Signaling by TNF and related polypeptides is an active process in which stimulation of cell death receptors induces apoptosis. Other signaling pathways act in the opposite direction to promote cell survival by inhibiting apoptosis. These signaling pathways control the fate of a wide variety of cells whose survival is dependent on extracellular growth factors or cell-cell interactions. Indeed, most cells in higher animals are programmed to undergo apoptosis unless cell death is actively suppressed by survival signals from other cells.
As already noted, a well-characterized example of programmed cell death in development is provided by the vertebrate nervous system. About 50% of neurons die by apoptosis, with the survivors having received sufficient amounts of survival signals from their target cells. These survival signals are polypeptide growth factors related to nerve growth factor (NGF), which induces both neuronal survival and differentiation by activating a receptor protein-tyrosine kinase. Other types of cells are similarly dependent upon growth factors or cell contacts that activate signaling molecules (including nonreceptor protein-tyrosine kinases) associated with integrins.
Survival factors such as NGF activate receptor protein-tyrosine kinases, leading to activation of PI 3-kinase and formation of PIP3. PIP3 recruits the protein kinase Akt to the plasma membrane where it is activated as a result of phosphorylation by PDK. Akt then appears to phosphorylate a number of proteins that contribute to cell survival. The targets of Akt that have been implicated in suppression of apoptosis include the Bcl-2 family member Bad, caspase-9, several transcription factors, and the protein kinase GSK-3, which affects cell metabolism and protein synthesis.
). One substrate for Akt is a member of the Bcl-2 family called Bad. Bad is one of the Bcl-2 family members (like Bid) that induces cell death by stimulating the release of cytochrome c from mitochondria. Phosphorylation of Bad by Akt creates a binding site for proteins that sequester Bad in the cytosol, thereby preventing the translocation of Bad to the mitochondrial membrane. Akt may also directly block caspase activation by phosphorylating caspase-9. In addition to these direct effects on components of the cell death machinery, Akt phosphorylates transcription factors that regulate cell survival and another protein kinase (GSK-3) that affects apoptosis as well as regulating cell metabolism and protein synthesis. The PI 3-kinase/ Akt pathway thus regulates cell survival through phosphorylation of a variety of downstream targets, more of which are likely to be identified by future research.

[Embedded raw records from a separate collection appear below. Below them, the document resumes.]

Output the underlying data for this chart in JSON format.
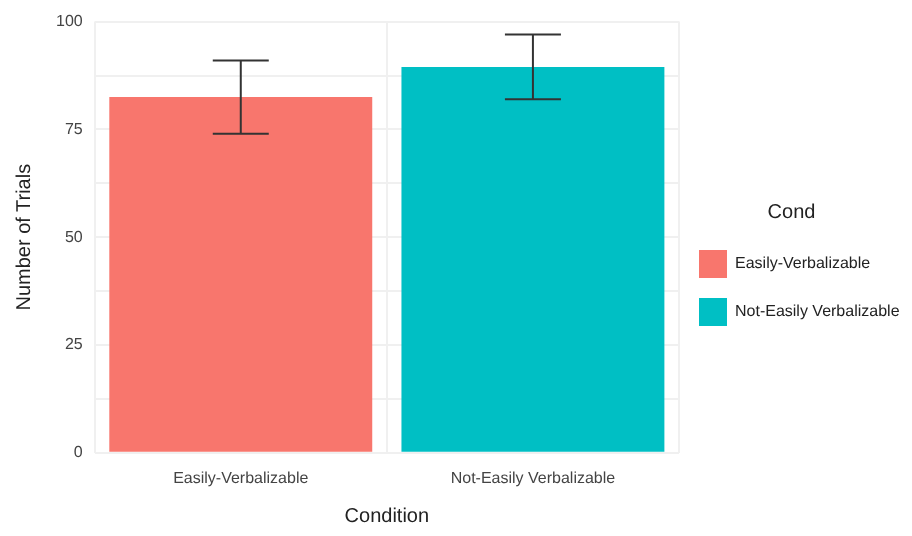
{
  "chart_data": {
    "type": "bar",
    "xlabel": "Condition",
    "ylabel": "Number of Trials",
    "legend_title": "Cond",
    "categories": [
      "Easily-Verbalizable",
      "Not-Easily Verbalizable"
    ],
    "series": [
      {
        "name": "Easily-Verbalizable",
        "color": "#f8766d",
        "values": [
          82.5,
          null
        ],
        "errors": [
          [
            74,
            91
          ],
          null
        ]
      },
      {
        "name": "Not-Easily Verbalizable",
        "color": "#00bfc4",
        "values": [
          null,
          89.5
        ],
        "errors": [
          null,
          [
            82,
            97
          ]
        ]
      }
    ],
    "ylim": [
      0,
      100
    ],
    "yticks": [
      0,
      {
        "value": 12.5,
        "label": null
      },
      25,
      {
        "value": 37.5,
        "label": null
      },
      50,
      {
        "value": 62.5,
        "label": null
      },
      75,
      {
        "value": 87.5,
        "label": null
      },
      100
    ],
    "grid": true,
    "legend": "right"
  }
}
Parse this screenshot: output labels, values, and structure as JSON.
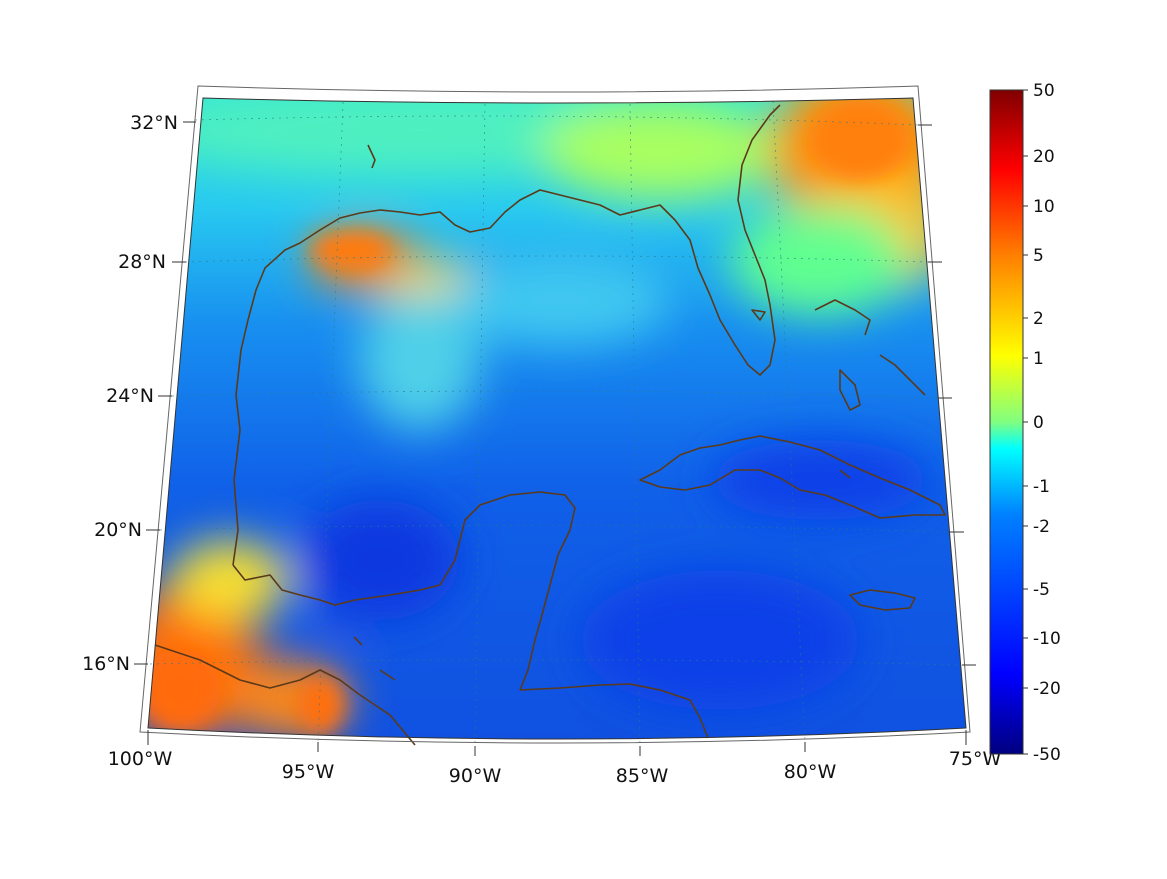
{
  "map": {
    "region": "Gulf of Mexico and Caribbean",
    "projection": "conic",
    "extent": {
      "lon": [
        -100,
        -75
      ],
      "lat": [
        14,
        33
      ]
    },
    "lat_labels": [
      "32°N",
      "28°N",
      "24°N",
      "20°N",
      "16°N"
    ],
    "lat_values": [
      32,
      28,
      24,
      20,
      16
    ],
    "lon_labels": [
      "100°W",
      "95°W",
      "90°W",
      "85°W",
      "80°W",
      "75°W"
    ],
    "lon_values": [
      -100,
      -95,
      -90,
      -85,
      -80,
      -75
    ],
    "coastline_color": "#5a3a1a",
    "grid": "dotted"
  },
  "colorbar": {
    "tick_labels": [
      "50",
      "20",
      "10",
      "5",
      "2",
      "1",
      "0",
      "-1",
      "-2",
      "-5",
      "-10",
      "-20",
      "-50"
    ],
    "colormap": "jet",
    "colors": [
      "#800000",
      "#ff0000",
      "#ff8000",
      "#ffff00",
      "#80ff80",
      "#00ffff",
      "#0080ff",
      "#0000ff",
      "#000080"
    ]
  }
}
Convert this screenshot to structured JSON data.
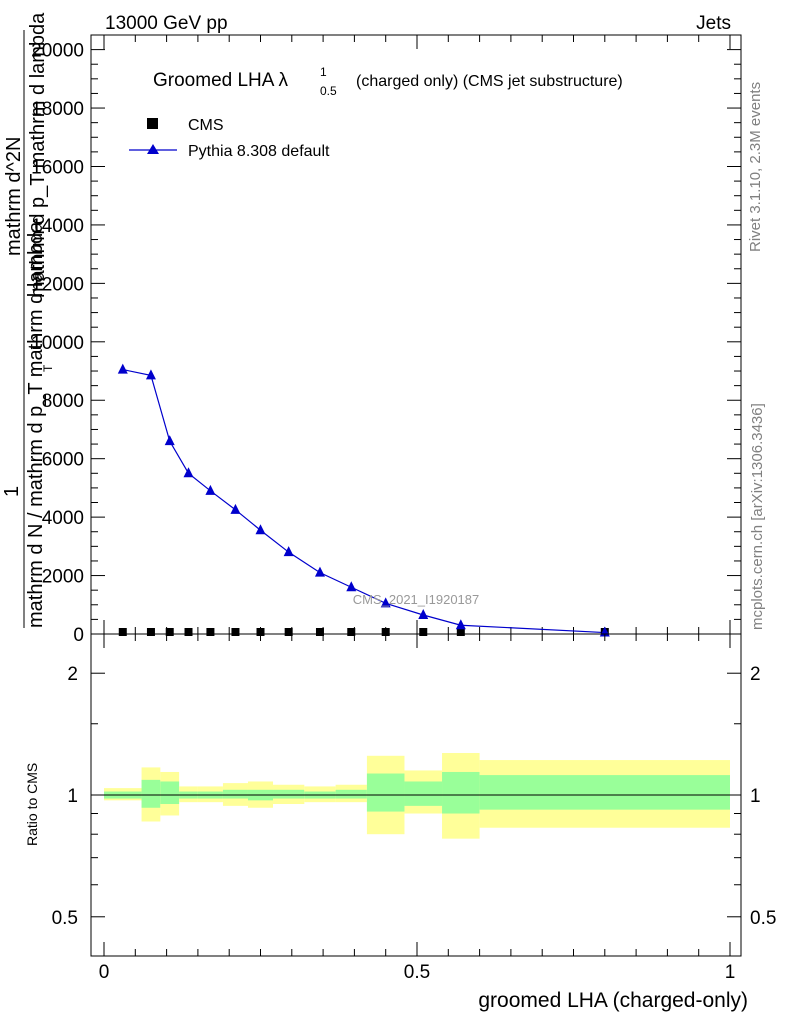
{
  "header": {
    "left": "13000 GeV pp",
    "right": "Jets"
  },
  "side_labels": {
    "rivet": "Rivet 3.1.10,  2.3M events",
    "mcplots": "mcplots.cern.ch [arXiv:1306.3436]"
  },
  "chart_data": [
    {
      "type": "line",
      "title": {
        "main": "Groomed LHA",
        "symbol": "λ",
        "sup": "1",
        "sub": "0.5",
        "rest": "(charged only) (CMS jet substructure)"
      },
      "watermark": "CMS_2021_I1920187",
      "ylabel": {
        "numerator": "1",
        "denominator": "mathrm d N / mathrm d p_T mathrm d lambda",
        "overlay_top": "mathrm d^2N",
        "overlay_bottom": "mathrm d p_T mathrm d lambda",
        "sub_T": "T"
      },
      "xlim": [
        0,
        1
      ],
      "ylim": [
        0,
        20500
      ],
      "yticks": [
        0,
        2000,
        4000,
        6000,
        8000,
        10000,
        12000,
        14000,
        16000,
        18000,
        20000
      ],
      "ytick_labels": [
        "0",
        "2000",
        "4000",
        "6000",
        "8000",
        "10000",
        "12000",
        "14000",
        "16000",
        "18000",
        "20000"
      ],
      "legend_position": "top-left",
      "series": [
        {
          "name": "CMS",
          "marker": "square",
          "color": "#000000",
          "x": [
            0.03,
            0.075,
            0.105,
            0.135,
            0.17,
            0.21,
            0.25,
            0.295,
            0.345,
            0.395,
            0.45,
            0.51,
            0.57,
            0.8
          ],
          "y": [
            0,
            0,
            0,
            0,
            0,
            0,
            0,
            0,
            0,
            0,
            0,
            0,
            0,
            0
          ]
        },
        {
          "name": "Pythia 8.308 default",
          "marker": "triangle",
          "color": "#0000cc",
          "x": [
            0.03,
            0.075,
            0.105,
            0.135,
            0.17,
            0.21,
            0.25,
            0.295,
            0.345,
            0.395,
            0.45,
            0.51,
            0.57,
            0.8
          ],
          "y": [
            9050,
            8850,
            6600,
            5500,
            4900,
            4250,
            3550,
            2800,
            2100,
            1600,
            1050,
            650,
            300,
            50
          ]
        }
      ]
    },
    {
      "type": "area",
      "ylabel": "Ratio to CMS",
      "xlabel": "groomed LHA (charged-only)",
      "scale": "log",
      "ylim": [
        0.4,
        2.5
      ],
      "ytick_labels": [
        "0.5",
        "1",
        "2"
      ],
      "yticks": [
        0.5,
        1,
        2
      ],
      "xticks": [
        0,
        0.5,
        1
      ],
      "xtick_labels": [
        "0",
        "0.5",
        "1"
      ],
      "reference_line": 1,
      "bands": [
        {
          "x0": 0.0,
          "x1": 0.06,
          "stat_lo": 0.98,
          "stat_hi": 1.02,
          "tot_lo": 0.97,
          "tot_hi": 1.04
        },
        {
          "x0": 0.06,
          "x1": 0.09,
          "stat_lo": 0.93,
          "stat_hi": 1.09,
          "tot_lo": 0.86,
          "tot_hi": 1.17
        },
        {
          "x0": 0.09,
          "x1": 0.12,
          "stat_lo": 0.95,
          "stat_hi": 1.08,
          "tot_lo": 0.89,
          "tot_hi": 1.14
        },
        {
          "x0": 0.12,
          "x1": 0.15,
          "stat_lo": 0.98,
          "stat_hi": 1.02,
          "tot_lo": 0.96,
          "tot_hi": 1.05
        },
        {
          "x0": 0.15,
          "x1": 0.19,
          "stat_lo": 0.98,
          "stat_hi": 1.02,
          "tot_lo": 0.96,
          "tot_hi": 1.05
        },
        {
          "x0": 0.19,
          "x1": 0.23,
          "stat_lo": 0.98,
          "stat_hi": 1.03,
          "tot_lo": 0.94,
          "tot_hi": 1.07
        },
        {
          "x0": 0.23,
          "x1": 0.27,
          "stat_lo": 0.97,
          "stat_hi": 1.03,
          "tot_lo": 0.93,
          "tot_hi": 1.08
        },
        {
          "x0": 0.27,
          "x1": 0.32,
          "stat_lo": 0.98,
          "stat_hi": 1.03,
          "tot_lo": 0.95,
          "tot_hi": 1.06
        },
        {
          "x0": 0.32,
          "x1": 0.37,
          "stat_lo": 0.98,
          "stat_hi": 1.02,
          "tot_lo": 0.96,
          "tot_hi": 1.05
        },
        {
          "x0": 0.37,
          "x1": 0.42,
          "stat_lo": 0.98,
          "stat_hi": 1.03,
          "tot_lo": 0.96,
          "tot_hi": 1.06
        },
        {
          "x0": 0.42,
          "x1": 0.48,
          "stat_lo": 0.91,
          "stat_hi": 1.13,
          "tot_lo": 0.8,
          "tot_hi": 1.25
        },
        {
          "x0": 0.48,
          "x1": 0.54,
          "stat_lo": 0.94,
          "stat_hi": 1.08,
          "tot_lo": 0.9,
          "tot_hi": 1.15
        },
        {
          "x0": 0.54,
          "x1": 0.6,
          "stat_lo": 0.9,
          "stat_hi": 1.14,
          "tot_lo": 0.78,
          "tot_hi": 1.27
        },
        {
          "x0": 0.6,
          "x1": 1.0,
          "stat_lo": 0.92,
          "stat_hi": 1.12,
          "tot_lo": 0.83,
          "tot_hi": 1.22
        }
      ],
      "colors": {
        "stat": "#99ff99",
        "total": "#ffff99"
      }
    }
  ]
}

Cell survival is mediated not only by PI 3-kinase/Akt signaling, but also by other signaling pathways including the Ras/Raf/MAP kinase pathway. One mechanism through which this pathway inhibits apoptosis involves the phosphorylation and activation of a protein kinase called RSK by ERK. Like Akt, RSK phosphorylates the Bcl-2 family member Bad, so Bad serves as a site of convergence for the PI 3-kinase/Akt and MAP kinase pathways in signaling cell survival. In addition, ERK and RSK may act by phosphorylating transcription factors that affect the expression of genes that regulate apoptosis. In Drosophila, the MAP kinase pathway suppresses apoptosis by regulating the activity of proteins that directly inhibit caspases, but it is not known if this mechanism is also operative in mammalian cells. Understanding the signals and mechanisms that control cell survival thus remains an active and exciting area of ongoing research, with many questions still to be answered.